John Corigliano was invited as a Stamps Distinguished Visitor during the 2008-2009 season at the University of Miami Frost School of Music as one of today’s finest and most widely recognized American composers. Corigliano came to prominence in 1964 when his Sonata for Violin and Piano  (1963) became the first and only winner in Italy’s Spoleto Festival of Two Worlds’ chamber music competition. Support from Meet the Composer, the National Endowment for the Arts, and the Guggenheim Foundation quickly followed, as did important commissions.

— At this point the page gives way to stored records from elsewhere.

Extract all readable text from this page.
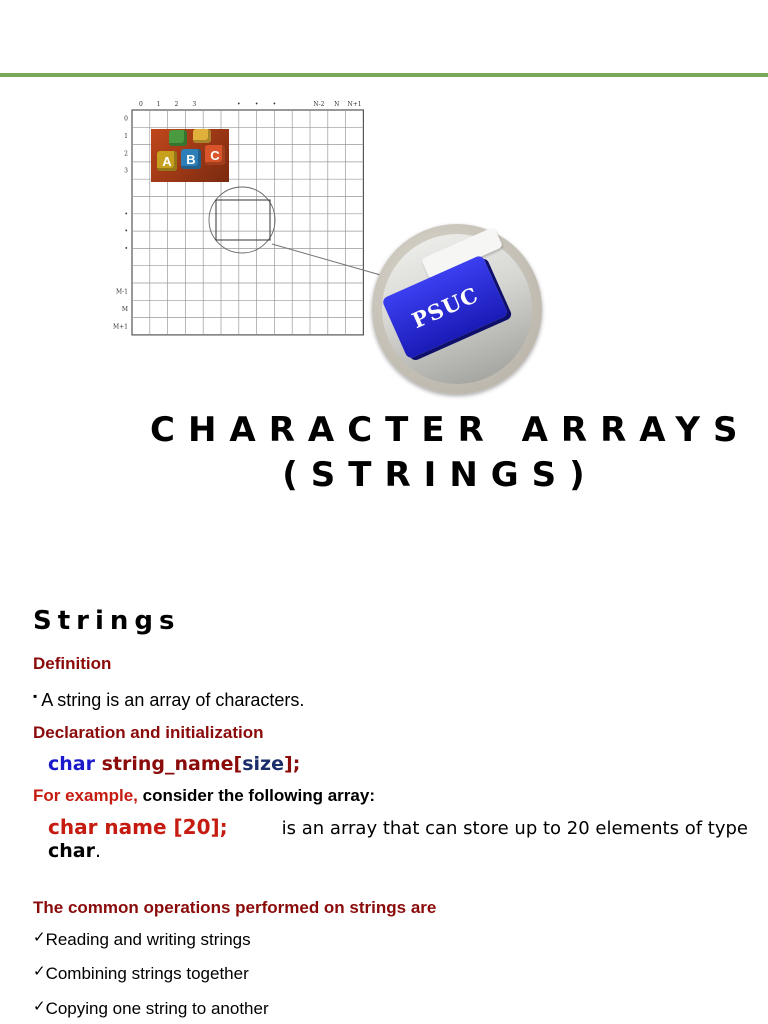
0 1 2 3	• • •	N-2 N N+1
0
1
2
3
•
•
•
M-1
M
M+1
A	B	C
PSUC
CHARACTER ARRAYS
(STRINGS)
Strings
Definition
▪ A string is an array of characters.
Declaration and initialization
char string_name[size];
For example, consider the following array:
char name [20];	is an array that can store up to 20 elements of type
char.
The common operations performed on strings are
✓Reading and writing strings
✓Combining strings together
✓Copying one string to another
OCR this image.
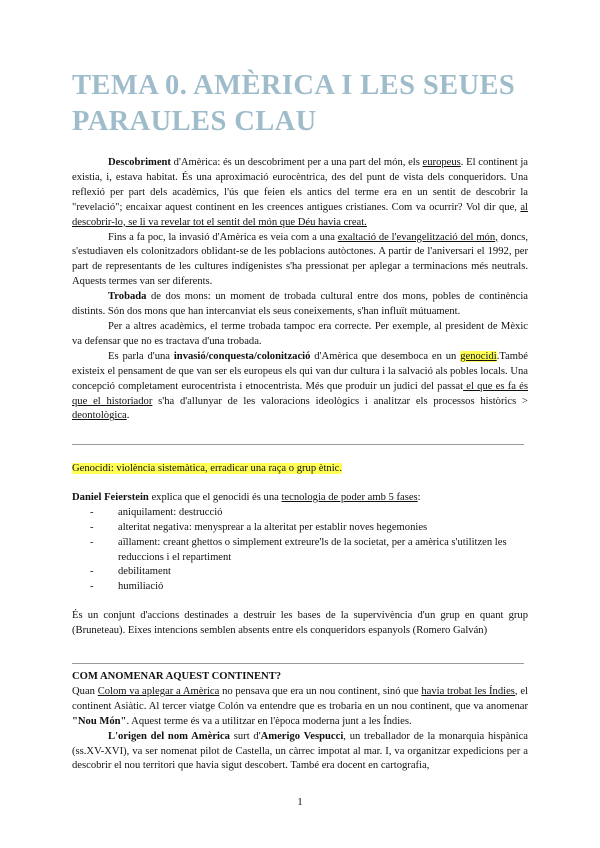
TEMA 0. AMÈRICA I LES SEUES PARAULES CLAU

Descobriment d'Amèrica: és un descobriment per a una part del món, els europeus. El continent ja existia, i, estava habitat. És una aproximació eurocèntrica, des del punt de vista dels conqueridors. Una reflexió per part dels acadèmics, l'ús que feien els antics del terme era en un sentit de descobrir la "revelació"; encaixar aquest continent en les creences antigues cristianes. Com va ocurrir? Vol dir que, al descobrir-lo, se li va revelar tot el sentit del món que Déu havia creat.

Fins a fa poc, la invasió d'Amèrica es veia com a una exaltació de l'evangelització del món, doncs, s'estudiaven els colonitzadors oblidant-se de les poblacions autòctones. A partir de l'aniversari el 1992, per part de representants de les cultures indígenistes s'ha pressionat per aplegar a terminacions més neutrals. Aquests termes van ser diferents.

Trobada de dos mons: un moment de trobada cultural entre dos mons, pobles de continència distints. Són dos mons que han intercanviat els seus coneixements, s'han influït mútuament.

Per a altres acadèmics, el terme trobada tampoc era correcte. Per exemple, al president de Mèxic va defensar que no es tractava d'una trobada.

Es parla d'una invasió/conquesta/colonització d'Amèrica que desemboca en un genocidi.També existeix el pensament de que van ser els europeus els qui van dur cultura i la salvació als pobles locals. Una concepció completament eurocentrista i etnocentrista. Més que produir un judici del passat el que es fa és que el historiador s'ha d'allunyar de les valoracions ideològics i analitzar els processos històrics > deontològica.

Genocidi: violència sistemàtica, erradicar una raça o grup ètnic.

Daniel Feierstein explica que el genocidi és una tecnologia de poder amb 5 fases:

- aniquilament: destrucció
- alteritat negativa: menysprear a la alteritat per establir noves hegemonies
- aïllament: creant ghettos o simplement extreure'ls de la societat, per a amèrica s'utilitzen les reduccions i el repartiment
- debilitament
- humiliació

És un conjunt d'accions destinades a destruir les bases de la supervivència d'un grup en quant grup (Bruneteau). Eixes intencions semblen absents entre els conqueridors espanyols (Romero Galván)

COM ANOMENAR AQUEST CONTINENT?

Quan Colom va aplegar a Amèrica no pensava que era un nou continent, sinó que havia trobat les Índies, el continent Asiàtic. Al tercer viatge Colón va entendre que es trobaria en un nou continent, que va anomenar "Nou Món". Aquest terme és va a utilitzar en l'època moderna junt a les Índies.

L'origen del nom Amèrica surt d'Amerigo Vespucci, un treballador de la monarquia hispànica (ss.XV-XVI), va ser nomenat pilot de Castella, un càrrec impotat al mar. I, va organitzar expedicions per a descobrir el nou territori que havia sigut descobert. També era docent en cartografia,

1
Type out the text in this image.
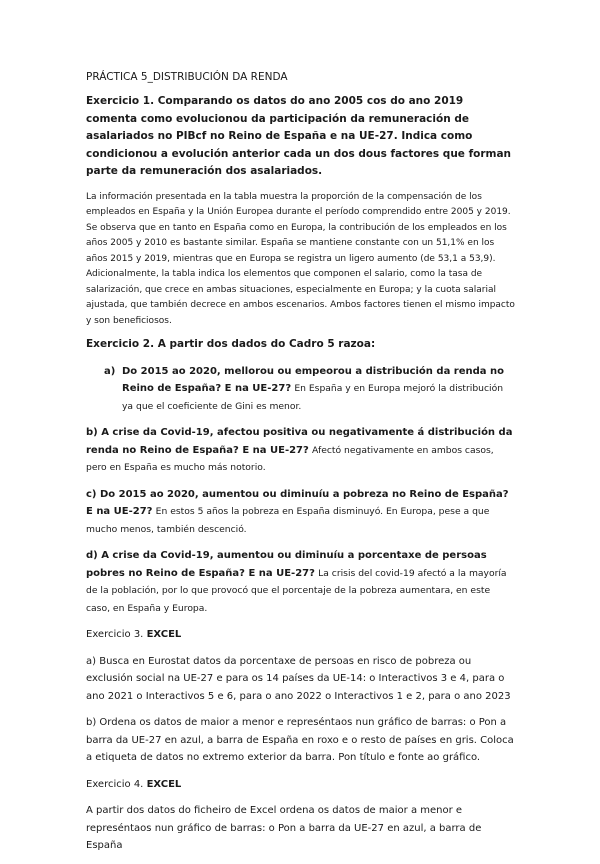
PRÁCTICA 5_DISTRIBUCIÓN DA RENDA

Exercicio 1. Comparando os datos do ano 2005 cos do ano 2019 comenta como evolucionou da participación da remuneración de asalariados no PIBcf no Reino de España e na UE-27. Indica como condicionou a evolución anterior cada un dos dous factores que forman parte da remuneración dos asalariados.

La información presentada en la tabla muestra la proporción de la compensación de los empleados en España y la Unión Europea durante el período comprendido entre 2005 y 2019. Se observa que en tanto en España como en Europa, la contribución de los empleados en los años 2005 y 2010 es bastante similar. España se mantiene constante con un 51,1% en los años 2015 y 2019, mientras que en Europa se registra un ligero aumento (de 53,1 a 53,9). Adicionalmente, la tabla indica los elementos que componen el salario, como la tasa de salarización, que crece en ambas situaciones, especialmente en Europa; y la cuota salarial ajustada, que también decrece en ambos escenarios. Ambos factores tienen el mismo impacto y son beneficiosos.

Exercicio 2. A partir dos dados do Cadro 5 razoa:

a) Do 2015 ao 2020, mellorou ou empeorou a distribución da renda no Reino de España? E na UE-27? En España y en Europa mejoró la distribución ya que el coeficiente de Gini es menor.

b) A crise da Covid-19, afectou positiva ou negativamente á distribución da renda no Reino de España? E na UE-27? Afectó negativamente en ambos casos, pero en España es mucho más notorio.

c) Do 2015 ao 2020, aumentou ou diminuíu a pobreza no Reino de España? E na UE-27? En estos 5 años la pobreza en España disminuyó. En Europa, pese a que mucho menos, también descenció.

d) A crise da Covid-19, aumentou ou diminuíu a porcentaxe de persoas pobres no Reino de España? E na UE-27? La crisis del covid-19 afectó a la mayoría de la población, por lo que provocó que el porcentaje de la pobreza aumentara, en este caso, en España y Europa.

Exercicio 3. EXCEL

a) Busca en Eurostat datos da porcentaxe de persoas en risco de pobreza ou exclusión social na UE-27 e para os 14 países da UE-14: o Interactivos 3 e 4, para o ano 2021 o Interactivos 5 e 6, para o ano 2022 o Interactivos 1 e 2, para o ano 2023

b) Ordena os datos de maior a menor e represéntaos nun gráfico de barras: o Pon a barra da UE-27 en azul, a barra de España en roxo e o resto de países en gris. Coloca a etiqueta de datos no extremo exterior da barra. Pon título e fonte ao gráfico.

Exercicio 4. EXCEL

A partir dos datos do ficheiro de Excel ordena os datos de maior a menor e represéntaos nun gráfico de barras: o Pon a barra da UE-27 en azul, a barra de España
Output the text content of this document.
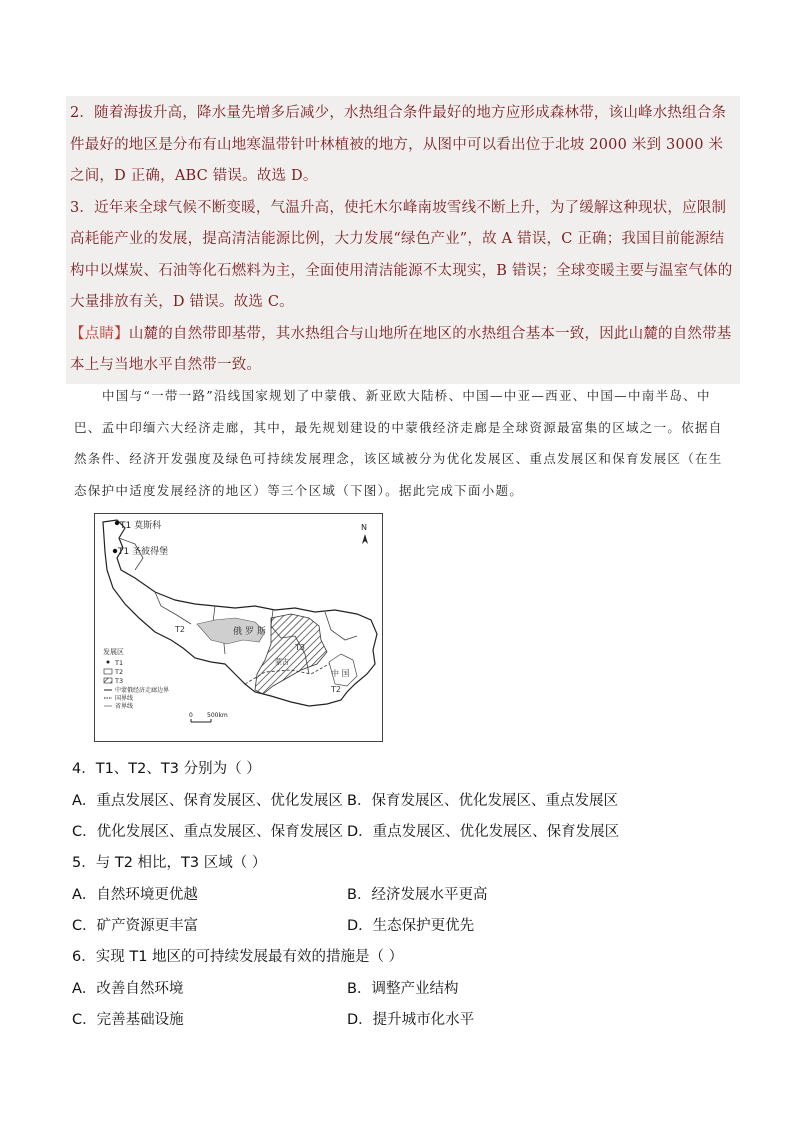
2．随着海拔升高，降水量先增多后减少，水热组合条件最好的地方应形成森林带，该山峰水热组合条件最好的地区是分布有山地寒温带针叶林植被的地方，从图中可以看出位于北坡 2000 米到 3000 米之间，D 正确，ABC 错误。故选 D。

3．近年来全球气候不断变暖，气温升高，使托木尔峰南坡雪线不断上升，为了缓解这种现状，应限制高耗能产业的发展，提高清洁能源比例，大力发展“绿色产业”，故 A 错误，C 正确；我国目前能源结构中以煤炭、石油等化石燃料为主，全面使用清洁能源不太现实，B 错误；全球变暖主要与温室气体的大量排放有关，D 错误。故选 C。

【点睛】山麓的自然带即基带，其水热组合与山地所在地区的水热组合基本一致，因此山麓的自然带基本上与当地水平自然带一致。

中国与“一带一路”沿线国家规划了中蒙俄、新亚欧大陆桥、中国—中亚—西亚、中国—中南半岛、中巴、孟中印缅六大经济走廊，其中，最先规划建设的中蒙俄经济走廊是全球资源最富集的区域之一。依据自然条件、经济开发强度及绿色可持续发展理念，该区域被分为优化发展区、重点发展区和保育发展区（在生态保护中适度发展经济的地区）等三个区域（下图）。据此完成下面小题。

T1 莫斯科
T1 圣彼得堡
俄 罗 斯
蒙古
中 国
T2
T2
T3
N
发展区
T1
T2
T3
中蒙俄经济走廊边界
国界线
省界线
0 500km
4．T1、T2、T3 分别为（ ）
A．重点发展区、保育发展区、优化发展区 B．保育发展区、优化发展区、重点发展区
C．优化发展区、重点发展区、保育发展区 D．重点发展区、优化发展区、保育发展区
5．与 T2 相比，T3 区域（ ）
A．自然环境更优越	B．经济发展水平更高
C．矿产资源更丰富	D．生态保护更优先
6．实现 T1 地区的可持续发展最有效的措施是（ ）
A．改善自然环境	B．调整产业结构
C．完善基础设施	D．提升城市化水平
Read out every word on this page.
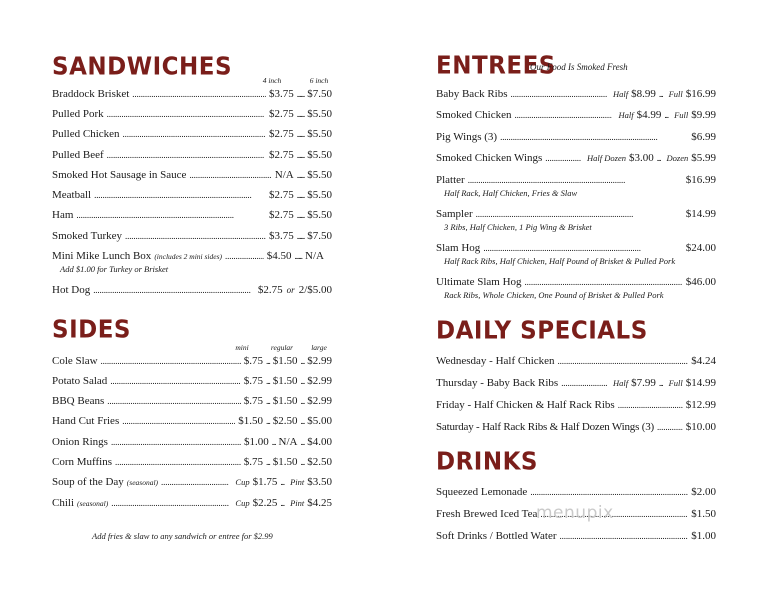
SANDWICHES	4 inch	6 inch
Braddock Brisket . . .	$3.75 ...... $7.50
Pulled Pork . . .	$2.75 ...... $5.50
Pulled Chicken . . .	$2.75 ...... $5.50
Pulled Beef . . .	$2.75 ...... $5.50
Smoked Hot Sausage in Sauce . . .	N/A ...... $5.50
Meatball . . .	$2.75 ...... $5.50
Ham . . .	$2.75 ...... $5.50
Smoked Turkey . . .	$3.75 ...... $7.50
Mini Mike Lunch Box (includes 2 mini sides) . . .	$4.50 ...... N/A
Add $1.00 for Turkey or Brisket
Hot Dog . . .	$2.75 or 2/$5.00
SIDES
mini	regular	large
Cole Slaw . . .	$.75 ... $1.50 ... $2.99
Potato Salad . . .	$.75 ... $1.50 ... $2.99
BBQ Beans . . .	$.75 ... $1.50 ... $2.99
Hand Cut Fries . . .	$1.50 ... $2.50 ... $5.00
Onion Rings . . .	$1.00 ... N/A ... $4.00
Corn Muffins . . .	$.75 ... $1.50 ... $2.50
Soup of the Day (seasonal) . . .	Cup $1.75 ... Pint $3.50
Chili (seasonal) . . .	Cup $2.25 ... Pint $4.25
Add fries & slaw to any sandwich or entree for $2.99
ENTREES
Our Food Is Smoked Fresh
Baby Back Ribs . . .	Half $8.99 ... Full $16.99
Smoked Chicken . . .	Half $4.99 ... Full $9.99
Pig Wings (3) . . .	$6.99
Smoked Chicken Wings . . .	Half Dozen $3.00 ... Dozen $5.99
Platter . . .	$16.99
Half Rack, Half Chicken, Fries & Slaw
Sampler . . .	$14.99
3 Ribs, Half Chicken, 1 Pig Wing & Brisket
Slam Hog . . .	$24.00
Half Rack Ribs, Half Chicken, Half Pound of Brisket & Pulled Pork
Ultimate Slam Hog . . .	$46.00
Rack Ribs, Whole Chicken, One Pound of Brisket & Pulled Pork
DAILY SPECIALS
Wednesday - Half Chicken . . .	$4.24
Thursday - Baby Back Ribs . . .	Half $7.99 ... Full $14.99
Friday - Half Chicken & Half Rack Ribs . . .	$12.99
Saturday - Half Rack Ribs & Half Dozen Wings (3) . . .	$10.00
DRINKS
Squeezed Lemonade . . .	$2.00
Fresh Brewed Iced Tea . . .	$1.50
Soft Drinks / Bottled Water . . .	$1.00
menupix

Corigliano has received dozens of citations, doctorates, and other honors, including several Grammys, a Pulitzer Prize for his Symphony No. 2  (2001), a Grawemeyer for his Symphony No. 1  (1991), and an Academy Award for his score to Francois Girard’s 1997 film The Red Violin. Often called the most important symphonist of his era, he has written three symphonies, but is also active as a creator of chamber music with works such as Phantasmagoria  (2000), for cello, piano and orchestra; Fancy on a Bach Air  (1996) for solo cello; the unique Chiaroscuro (1997), for two pianos tuned a quarter-tone apart; and many more. Last year, while he was the Pittsburgh Symphony’s Composer of the Year, the symphony performed the World premiere  of his Percussion Concerto,   commissioned by six international orchestras for Evelyn Glennie. Corigliano serves on the faculties of the Juilliard School of Music and Lehman College, City University of New York, which recently established a composition scholarship in his name. His music is published exclusively by G. Schirmer.